Third round action at the Miami Masters continues on Monday, and after picking up another winner on Sunday night, our tennis columnist, Dan Weston, checks out the schedule...

Auger-Aliassime doubles up with another victory

Last night, we went 3-1 for the tournament with another underdog victory, and the second consecutive winning recommendation for Felix Auger-Aliassime. Similar to Miomir Kecmanovic at Indian Wells a fortnight ago, often if a player is value and they win, they'll continue to be value in subsequent rounds too - there is a propensity for the market to to under-rate them. The opposite, with over-rated players, is also true as well. Auger-Aliassime has a winnable round four encounter with Nikoloz Basilashvili on Tuesday.
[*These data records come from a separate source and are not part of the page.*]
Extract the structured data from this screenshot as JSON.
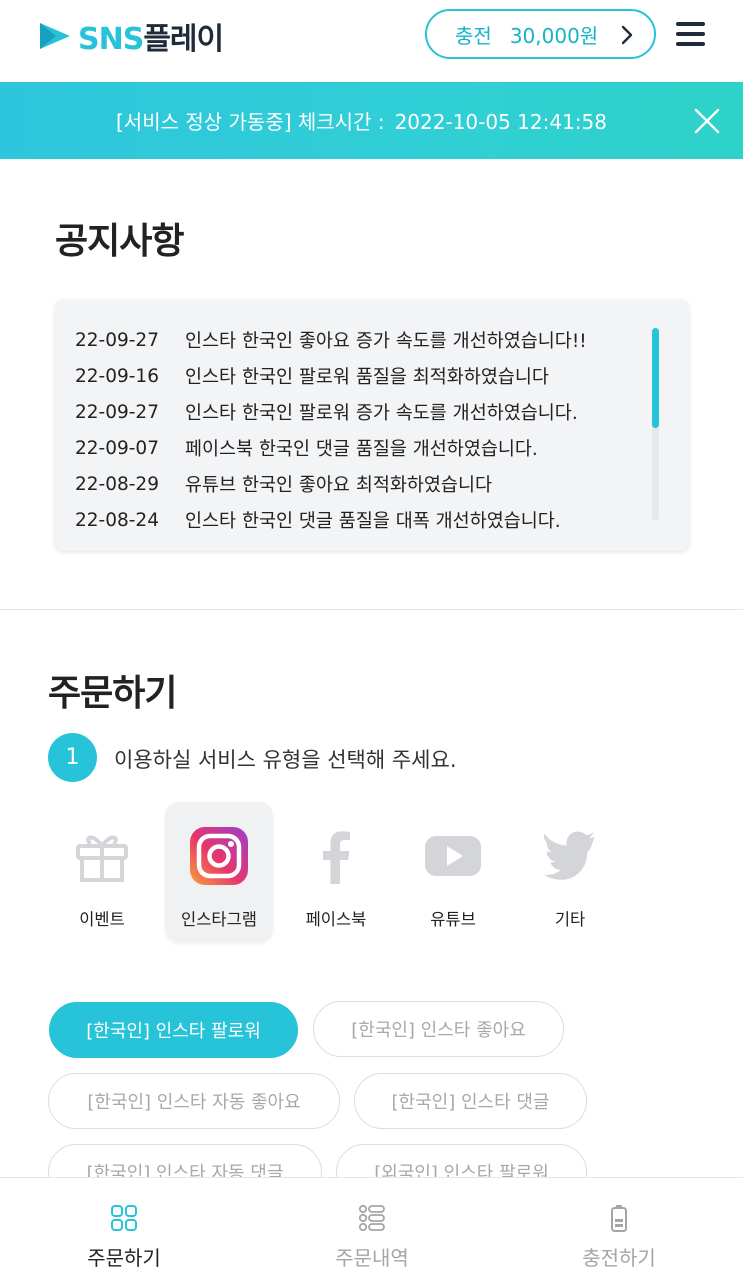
{
  "header": {
    "logo_prefix": "SNS",
    "logo_suffix": "플레이",
    "charge_label": "충전",
    "charge_amount": "30,000원"
  },
  "banner": {
    "status": "[서비스 정상 가동중] 체크시간 :",
    "time": "2022-10-05 12:41:58"
  },
  "notice": {
    "title": "공지사항",
    "items": [
      {
        "date": "22-09-27",
        "text": "인스타 한국인 좋아요 증가 속도를 개선하였습니다!!"
      },
      {
        "date": "22-09-16",
        "text": "인스타 한국인 팔로워 품질을 최적화하였습니다"
      },
      {
        "date": "22-09-27",
        "text": "인스타 한국인 팔로워 증가 속도를 개선하였습니다."
      },
      {
        "date": "22-09-07",
        "text": "페이스북 한국인 댓글 품질을 개선하였습니다."
      },
      {
        "date": "22-08-29",
        "text": "유튜브 한국인 좋아요 최적화하였습니다"
      },
      {
        "date": "22-08-24",
        "text": "인스타 한국인 댓글 품질을 대폭 개선하였습니다."
      }
    ]
  },
  "order": {
    "title": "주문하기",
    "step_number": "1",
    "step_text": "이용하실 서비스 유형을 선택해 주세요.",
    "services": [
      {
        "label": "이벤트",
        "icon": "gift-icon",
        "active": false
      },
      {
        "label": "인스타그램",
        "icon": "instagram-icon",
        "active": true
      },
      {
        "label": "페이스북",
        "icon": "facebook-icon",
        "active": false
      },
      {
        "label": "유튜브",
        "icon": "youtube-icon",
        "active": false
      },
      {
        "label": "기타",
        "icon": "twitter-icon",
        "active": false
      }
    ],
    "chips": [
      {
        "label": "[한국인] 인스타 팔로워",
        "active": true
      },
      {
        "label": "[한국인] 인스타 좋아요",
        "active": false
      },
      {
        "label": "[한국인] 인스타 자동 좋아요",
        "active": false
      },
      {
        "label": "[한국인] 인스타 댓글",
        "active": false
      },
      {
        "label": "[한국인] 인스타 자동 댓글",
        "active": false
      },
      {
        "label": "[외국인] 인스타 팔로워",
        "active": false
      }
    ]
  },
  "nav": {
    "items": [
      {
        "label": "주문하기",
        "icon": "grid-icon",
        "active": true
      },
      {
        "label": "주문내역",
        "icon": "list-icon",
        "active": false
      },
      {
        "label": "충전하기",
        "icon": "battery-icon",
        "active": false
      }
    ]
  },
  "colors": {
    "accent": "#26c3d9",
    "banner": "#2ec6dd",
    "dark": "#1f2a3a"
  }
}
Tsitsipas looking short against Mayer

As is often the case as big tournaments progress, there's a number of heavy favourites on the schedule, and Roger Federer is the shortest, at 1.21 to get past Filip Krajinovic. David Goffin, Daniil Medvedev and Stefanos Tsitsipas are all slightly bigger, at around the 1.30mark for their matches as well.
The latter player, Tsitsipas, looks short at 1.30 against Leonardo Mayer. I'm still not convinced Tsitsipas is a top ten player, having won a ton of tight sets and matches, although he's quite surprisingly got a reasonably decent record at covering game handicaps on hard or indoor hard when priced at similar levels across the last year.

Dimitrov another big name who looks short-priced

This puts me off doing similar with Mayer today, and I also think that the market drift on Grigor Dimitrov is absolutely correct, for his clash with Jordan Thompson. Currently, Dimitrov is trading at 1.48, but I make the Bulgarian 1.63 for this, so there's still some further potential price movement for the former top 10 player, who won his first competitive match for two months on Saturday against Feliciano Lopez.
Thompson generally seems quite under-rated by the markets and it wouldn't surprise me at all if he caused a shock against the rusty Dimitrov (pictured below) this afternoon in the early match.

Ferrer capable of getting past Tiafoe

However, the player that I want to look at as recommended value today is David Ferrer. While I don't really have favourite players, tending to treat players more as a commodity, the Spaniard probably would be close to the top for me. Very rarely can you say that when you back a player, you know they won't leave anything on court, but you can with Ferrer - the veteran treats every match like a Grand Slam final.
After a surprise win over Alexander Zverev last time out, Ferrer is priced at 1.94 in what the market perceives as a 'pick-em' match against Frances Tiafoe in the late night match this evening.
The American prospect, Tiafoe, is rather in the Tsitsipas envelope in that their stats aren't perhaps quite as impressive as his ranking rise - he's running at just 99.6% combined serve/return points won on hard court across the last 12 months - and I make Ferrer a slight 1.76 favourite to take this.

Fitness still potentially a question mark for Anderson

In other matches, Denis Shapovalov looks a touch short at 1.62 against Andrey Rublev in a clash of young prospects, but the discrepancy between market and model isn't particularly noteworthy, while if Kevin Anderson is in reasonable shape, the [1.56] about the South African veteran looks decent against Joao Sousa.
Anderson pulled out of Indian Wells and prior to his opening round three-set win against Jaume Munar, hadn't played since mid-January, when he lost to Tiafoe in the Australian Open. It's understandable that the market is a little cautious about Anderson, but I do expect him to get the victory here.